New Report on Black Male Achievement Reveals Jaw-Dropping Data
“Jaw dropping” implies surprise and I can’t imagine the Council of the Great City schools can possibly be surprised by the performance of black males on NAEP.
Only 12 percent of fourth grade black male students nationally and 11 percent of those living in large central cities performed at or above proficient levels in reading on the 2009 National Assessment for Educational Progress (NAEP), compared with 38 percent of white males nationwide. In eighth grade, only 12 percent of black males across the country and 10 percent living in large cities performed at or above proficient in math, compared with 44 percent of white males nationwide.
It shouldn’t be surprising that NAEP scores are this low. They’ve been this low for quite some time. The relatively low scores are merely an indication that the NAEP is a more difficult or has lower cut scores (or both) than most assessments
And the achievement gap hovers at about a standard deviation between whites and blacks. That too is about where it always seems to be.
So, again, why the surprise?
In fact, the average African American fourth and eighth grade male who is neither poor nor disabled does no better in reading and math on NAEP than white males who are poor or disabled.
That’s not a surprising result either if you read this blog. (What? You think this is an economics blog or something?)
Although since this study is getting mainstream attention, I am curious to see how this fact will be reported.
The Times gets a talking head to spin it for them.
“There’s accumulating evidence that there are racial differences in what kids experience before the first day of kindergarten,” said Ronald Ferguson, director of the Achievement Gap Initiative at Harvard. “They have to do with a lot of sociological and historical forces. In order to address those, we have to be able to have conversations that people are unwilling to have.”

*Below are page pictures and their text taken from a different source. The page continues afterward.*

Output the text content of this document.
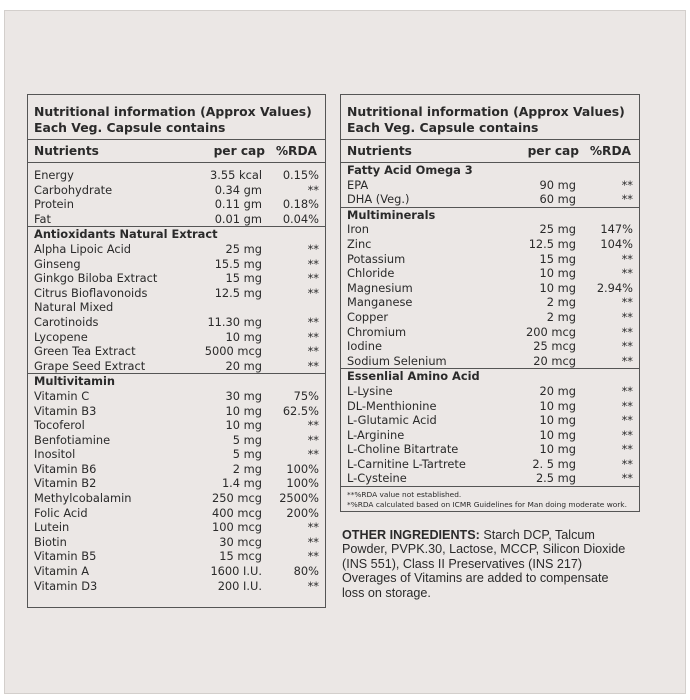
Nutritional information (Approx Values)
Each Veg. Capsule contains
Nutrients	per cap %RDA
Energy	3.55 kcal 0.15%
Carbohydrate	0.34 gm	**
Protein	0.11 gm 0.18%
Fat	0.01 gm 0.04%
Antioxidants Natural Extract
Alpha Lipoic Acid	25 mg	**
Ginseng	15.5 mg	**
Ginkgo Biloba Extract	15 mg	**
Citrus Bioflavonoids	12.5 mg	**
Natural Mixed
Carotinoids	11.30 mg	**
Lycopene	10 mg	**
Green Tea Extract	5000 mcg	**
Grape Seed Extract	20 mg	**
Multivitamin
Vitamin C	30 mg	75%
Vitamin B3	10 mg 62.5%
Tocoferol	10 mg	**
Benfotiamine	5 mg	**
Inositol	5 mg	**
Vitamin B6	2 mg 100%
Vitamin B2	1.4 mg 100%
Methylcobalamin	250 mcg 2500%
Folic Acid	400 mcg 200%
Lutein	100 mcg	**
Biotin	30 mcg	**
Vitamin B5	15 mcg	**
Vitamin A	1600 I.U.	80%
Vitamin D3	200 I.U.	**
Nutritional information (Approx Values)
Each Veg. Capsule contains
Nutrients	per cap %RDA
Fatty Acid Omega 3
EPA	90 mg	**
DHA (Veg.)	60 mg	**
Multiminerals
Iron	25 mg 147%
Zinc	12.5 mg 104%
Potassium	15 mg	**
Chloride	10 mg	**
Magnesium	10 mg 2.94%
Manganese	2 mg	**
Copper	2 mg	**
Chromium	200 mcg	**
Iodine	25 mcg	**
Sodium Selenium	20 mcg	**
Essenlial Amino Acid
L-Lysine	20 mg	**
DL-Menthionine	10 mg	**
L-Glutamic Acid	10 mg	**
L-Arginine	10 mg	**
L-Choline Bitartrate	10 mg	**
L-Carnitine L-Tartrete	2. 5 mg	**
L-Cysteine	2.5 mg	**
**%RDA value not established.
*%RDA calculated based on ICMR Guidelines for Man doing moderate work.
OTHER INGREDIENTS: Starch DCP, Talcum
Powder, PVPK.30, Lactose, MCCP, Silicon Dioxide
(INS 551), Class II Preservatives (INS 217)
Overages of Vitamins are added to compensate
loss on storage.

Those include “conversations about early childhood parenting practices,” Dr. Ferguson said. “The activities that parents conduct with their 2-, 3- and 4-year-olds. How much we talk to them, the ways we talk to them, the ways we enforce discipline, the ways we encourage them to think and develop a sense of autonomy.”

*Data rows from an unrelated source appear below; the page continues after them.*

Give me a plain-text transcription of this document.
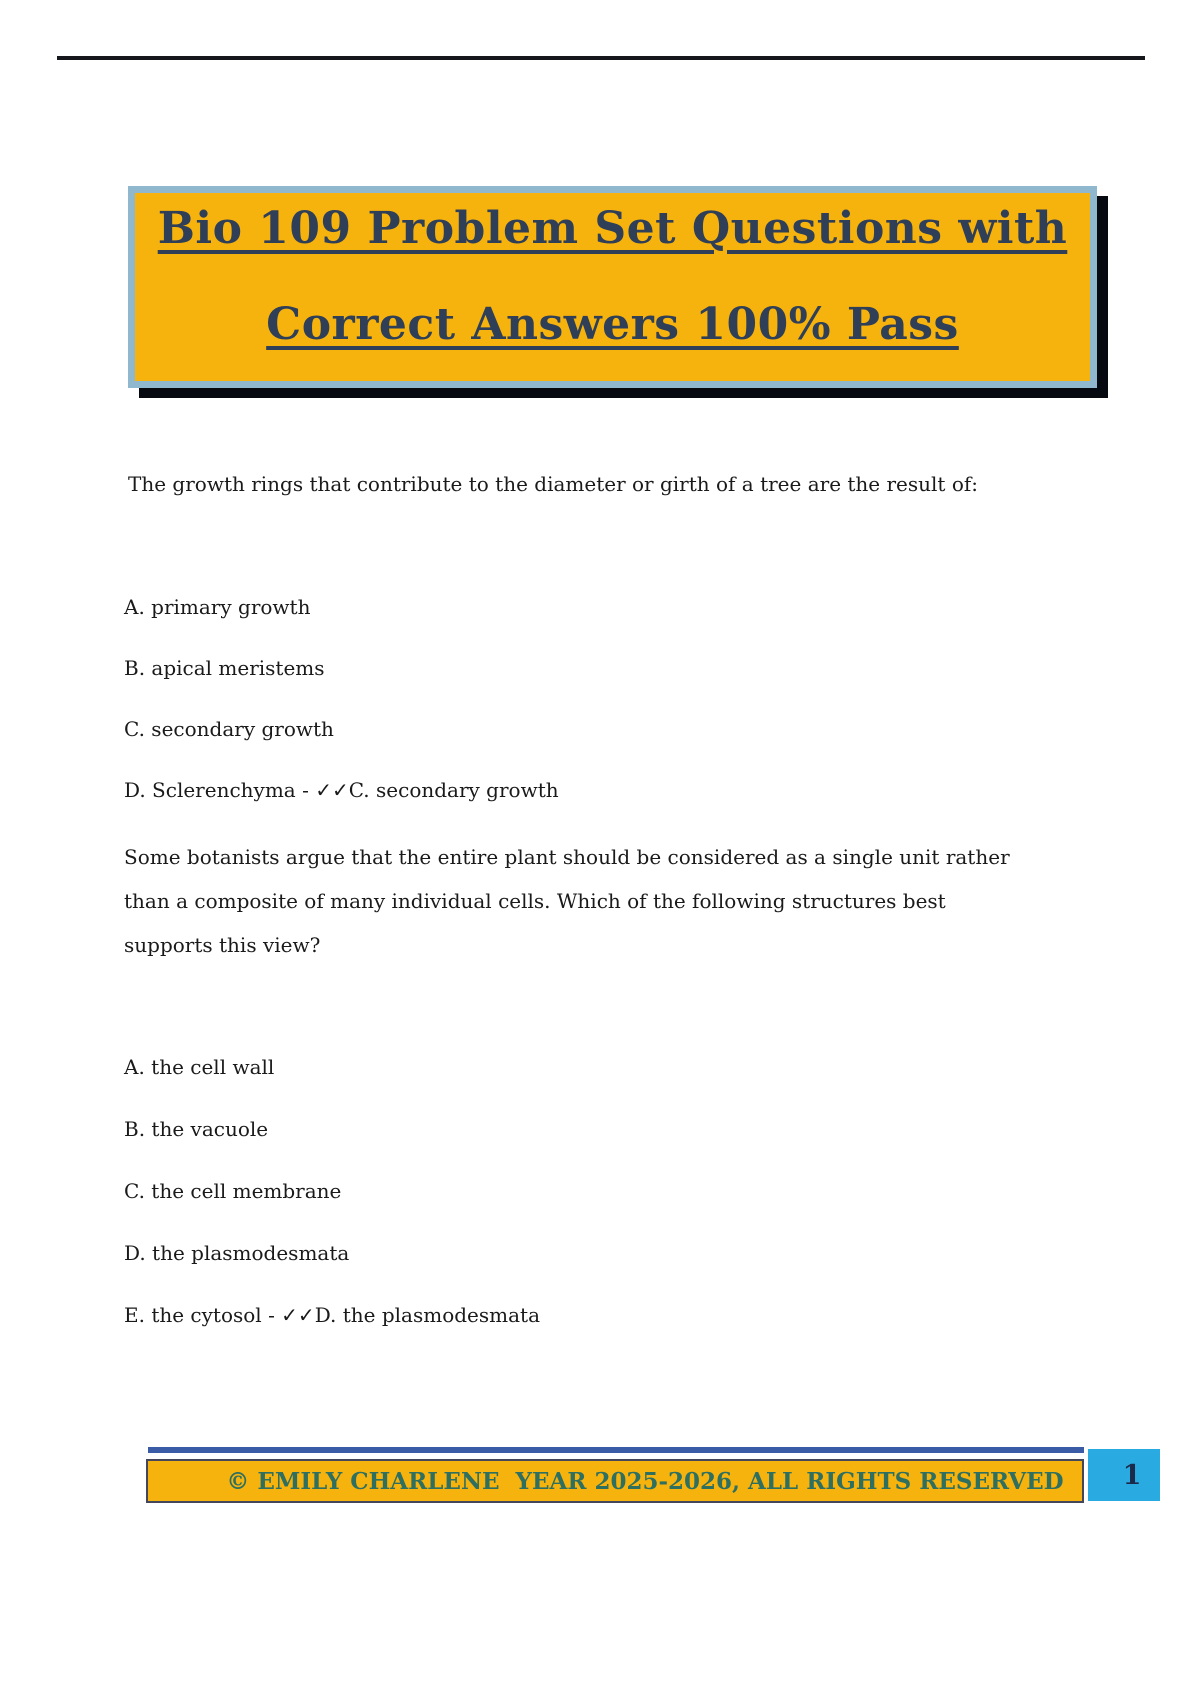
Bio 109 Problem Set Questions with
Correct Answers 100% Pass
The growth rings that contribute to the diameter or girth of a tree are the result of:
A. primary growth
B. apical meristems
C. secondary growth
D. Sclerenchyma - ✓✓C. secondary growth
Some botanists argue that the entire plant should be considered as a single unit rather
than a composite of many individual cells. Which of the following structures best
supports this view?
A. the cell wall
B. the vacuole
C. the cell membrane
D. the plasmodesmata
E. the cytosol - ✓✓D. the plasmodesmata
© EMILY CHARLENE  YEAR 2025-2026, ALL RIGHTS RESERVED 1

Apparently, those conversations won’t include any possible genetic effects. I suppose we’re still unwilling to have that that conversation.
Dr. Ferguson seems to be relying on the famous Hart & Risley study and fails to mention studies like the Minnesota Transracial Adoption Study which showed that black adoptees failed to benefit from the language rich environment found in high-SES white homes.
The last seven paragraphs in the Times article are comedy gold if you know anything about economics. and incentives.